School should be the place where our teens learn about balance. Schools that allow students to skip lunch periods so they can take five Advanced Placement courses have bought into the hype (or caved into parental pressure). And that is sad. Lunch should not be optional. Humans need to stop and eat healthy food (not a bag of chips) to provide their bodies with energy. I don’t care how many times a parent calls and says, “I want my son to take 5 APs.” Administrators need to grow a set and say, “I’m sorry, but we just don’t think that is beneficial to your child.” Students need help learning how to make healthy choices. Sometimes that means they need the school to shield them from demanding parents. And anyway, kids don’t have to be enrolled in a course to take AP tests: a really self-motivated kid who loves to learn should be able to access all the material he needs to prepare him/herself for any AP test.

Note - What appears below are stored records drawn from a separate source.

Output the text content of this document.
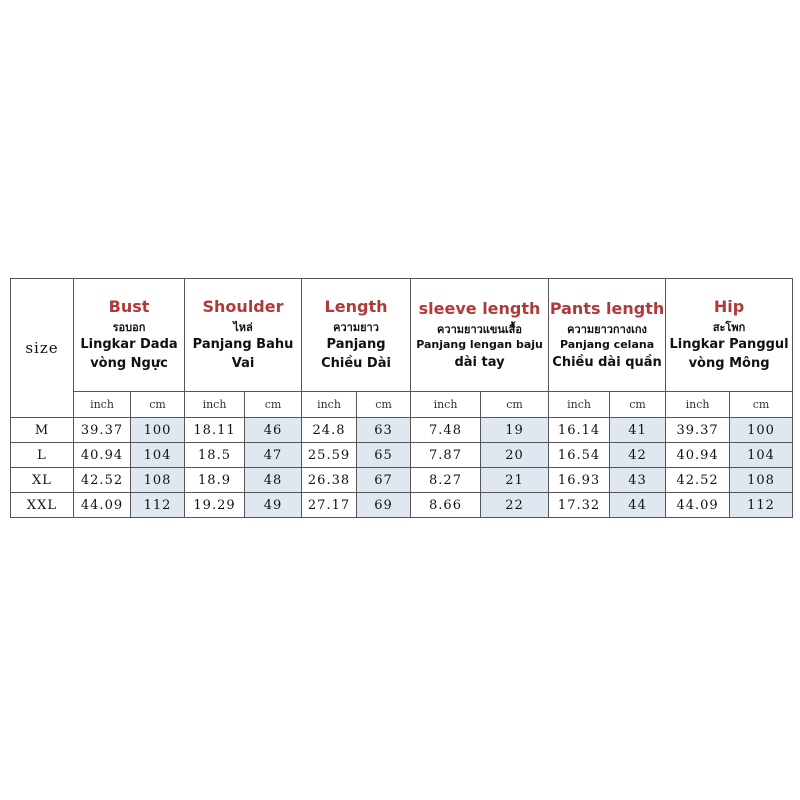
size	Bust
รอบอก
Lingkar Dada
vòng Ngực		Shoulder
ไหล่
Panjang Bahu
Vai		Length
ความยาว
Panjang
Chiều Dài		sleeve length
ความยาวแขนเสื้อ
Panjang lengan baju
dài tay		Pants length
ความยาวกางเกง
Panjang celana
Chiều dài quần		Hip
สะโพก
Lingkar Panggul
vòng Mông	

	inch	cm	inch	cm	inch	cm	inch	cm	inch	cm	inch	cm
M	39.37	100	18.11	46	24.8	63	7.48	19	16.14	41	39.37	100
L	40.94	104	18.5	47	25.59	65	7.87	20	16.54	42	40.94	104
XL	42.52	108	18.9	48	26.38	67	8.27	21	16.93	43	42.52	108
XXL	44.09	112	19.29	49	27.17	69	8.66	22	17.32	44	44.09	112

For the love of Pete, I’m a Tiger Momma. I believe our children need to pick the things they do and do them well. But we need to help guide them to understand they cannot do everything. Our kids need to study hard – absolutely – but they also need to eat. They need to be able to go to the bathroom without worrying they are missing crucial information. And they need to be allowed to tune school out for a while so they can exercise and nurture friendships. They should not be running from this practice to that recital just be sitting on their asses in front of their computers every night.

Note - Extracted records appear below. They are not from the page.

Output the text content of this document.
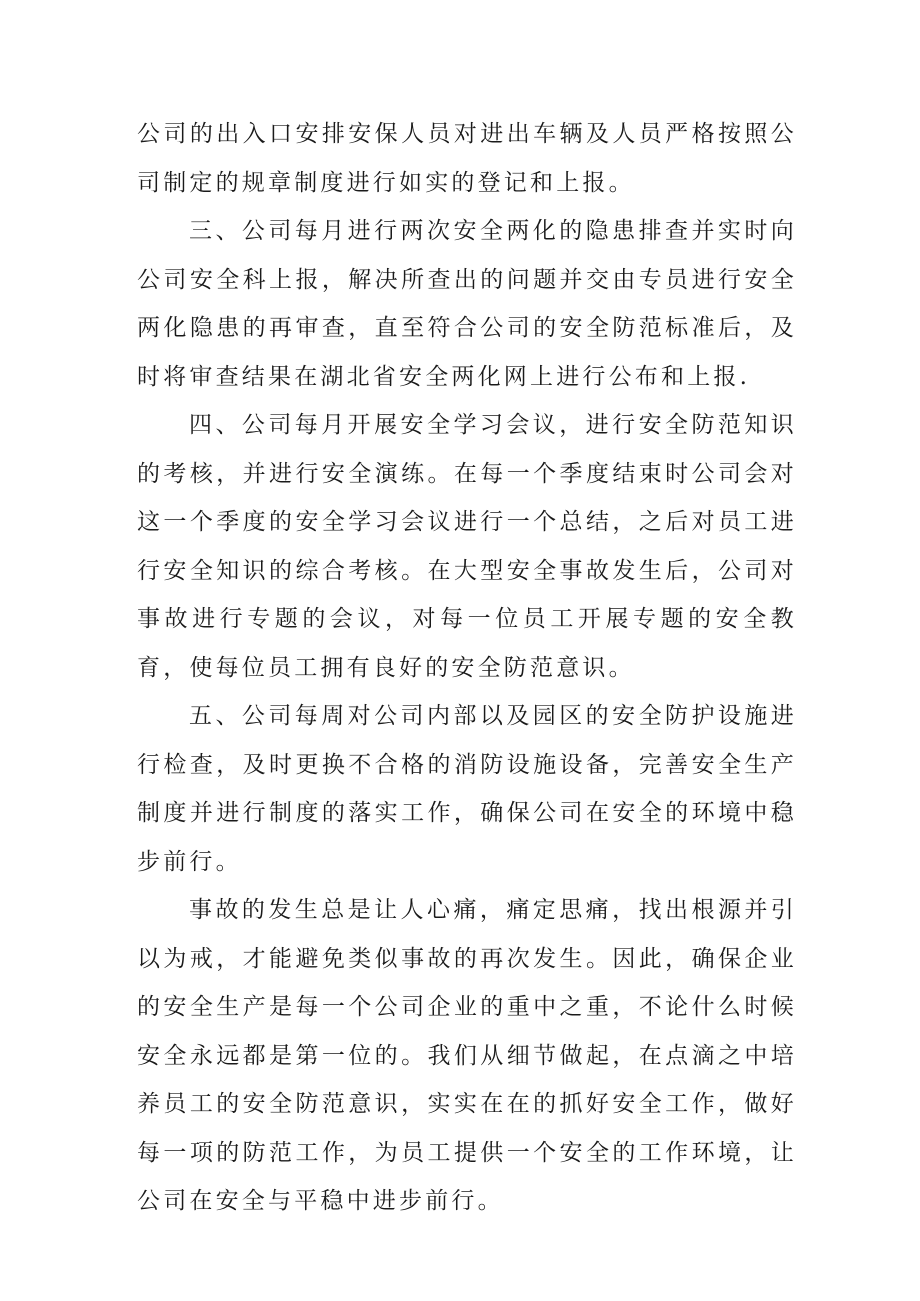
公司的出入口安排安保人员对进出车辆及人员严格按照公司制定的规章制度进行如实的登记和上报。

三、公司每月进行两次安全两化的隐患排查并实时向公司安全科上报，解决所查出的问题并交由专员进行安全两化隐患的再审查，直至符合公司的安全防范标准后，及时将审查结果在湖北省安全两化网上进行公布和上报.

四、公司每月开展安全学习会议，进行安全防范知识的考核，并进行安全演练。在每一个季度结束时公司会对这一个季度的安全学习会议进行一个总结，之后对员工进行安全知识的综合考核。在大型安全事故发生后，公司对事故进行专题的会议，对每一位员工开展专题的安全教育，使每位员工拥有良好的安全防范意识。

五、公司每周对公司内部以及园区的安全防护设施进行检查，及时更换不合格的消防设施设备，完善安全生产制度并进行制度的落实工作，确保公司在安全的环境中稳步前行。

事故的发生总是让人心痛，痛定思痛，找出根源并引以为戒，才能避免类似事故的再次发生。因此，确保企业的安全生产是每一个公司企业的重中之重，不论什么时候安全永远都是第一位的。我们从细节做起，在点滴之中培养员工的安全防范意识，实实在在的抓好安全工作，做好每一项的防范工作，为员工提供一个安全的工作环境，让公司在安全与平稳中进步前行。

When I was in high school, I had the opportunity to take regular English, AP English, or Syracuse University Project Advance (SUPA English). At the time, SUPA was a college curriculum class taught by our own high school instructors who had been trained to teach the course. I worked my butt off in that class, and I did not always excel. I remember getting one paper back with a big fat “D” on it. (Maybe it was a “C,” but in my mind, I remember it as a “D.”) I also remember taking that paper to the library and weeping next to a huge potted plant. I had worked so hard on that paper. And English was the subject in which I was supposed to excel. I did not understand how I could have failed. My ego was battered, but my love for the subject matter made me want to figure things out. I busted my hump in that class. It was truly an amazing experience, and I believe it was the course that best prepared me for college.

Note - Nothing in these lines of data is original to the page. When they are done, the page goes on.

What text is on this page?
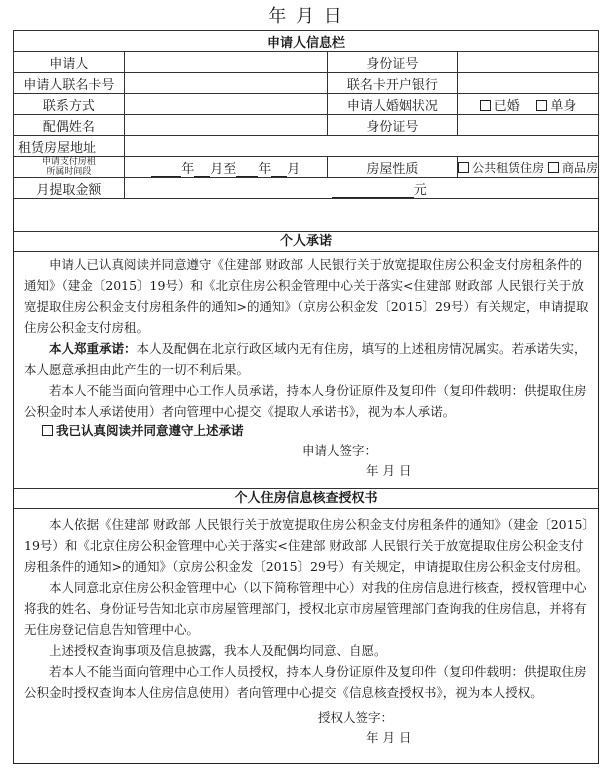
年 月 日
申请人信息栏			
申请人		身份证号	
申请人联名卡号		联名卡开户银行	
联系方式		申请人婚姻状况	已婚 单身
配偶姓名		身份证号	
租赁房屋地址			

申请支付房租
所属时间段	年 月至 年 月	房屋性质	公共租赁住房 商品房
月提取金额	元		
个人承诺

申请人已认真阅读并同意遵守《住建部 财政部 人民银行关于放宽提取住房公积金支付房租条件的通知》（建金〔2015〕19号）和《北京住房公积金管理中心关于落实<住建部 财政部 人民银行关于放宽提取住房公积金支付房租条件的通知>的通知》（京房公积金发〔2015〕29号）有关规定，申请提取住房公积金支付房租。

本人郑重承诺：本人及配偶在北京行政区域内无有住房，填写的上述租房情况属实。若承诺失实，本人愿意承担由此产生的一切不利后果。

若本人不能当面向管理中心工作人员承诺，持本人身份证原件及复印件（复印件载明：供提取住房公积金时本人承诺使用）者向管理中心提交《提取人承诺书》，视为本人承诺。

我已认真阅读并同意遵守上述承诺
申请人签字：
年 月 日
个人住房信息核查授权书

本人依据《住建部 财政部 人民银行关于放宽提取住房公积金支付房租条件的通知》（建金〔2015〕19号）和《北京住房公积金管理中心关于落实<住建部 财政部 人民银行关于放宽提取住房公积金支付房租条件的通知>的通知》（京房公积金发〔2015〕29号）有关规定，申请提取住房公积金支付房租。

本人同意北京住房公积金管理中心（以下简称管理中心）对我的住房信息进行核查，授权管理中心将我的姓名、身份证号告知北京市房屋管理部门，授权北京市房屋管理部门查询我的住房信息，并将有无住房登记信息告知管理中心。

上述授权查询事项及信息披露，我本人及配偶均同意、自愿。

若本人不能当面向管理中心工作人员授权，持本人身份证原件及复印件（复印件载明：供提取住房公积金时授权查询本人住房信息使用）者向管理中心提交《信息核查授权书》，视为本人授权。

授权人签字：
年 月 日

When I think back on it, I cannot imagine how grueling it must put in that kind of work into every subject, every day. To me, taking all those APs seems utterly unnecessary. No one has ever asked me: “How many AP courses did you take in high school?” (Well, one pretentious fuck did, but it was after he had polished off an entire bottle of red wine himself.) In fact, many colleges don’t even accept AP credit anymore. It’s true.
So, my recommendation is this: If you’ve got a kid who is interested in some accelerated academic experience, have him/her enroll in a summer course at a real college. That looks good on college applications, too. And the credit might actually transfer somewhere, and it might help transition him or her to the realities of actual college life. Help your child live a balanced life. Have your kid go to summer camp, get a job, plant a garden, try something he/she has never done before. Not for the college application, just because.
In the United States, success has long meant making a lot of money. And the way to do this has traditionally meant attending a great college. But we need to redefine success for children. We have gotten caught up in this “race to nowhere,” as described by Abeles and Congdon. We need to teach our kids to do what they love – not pressure them into taking five AP classes because it will make them look good on paper.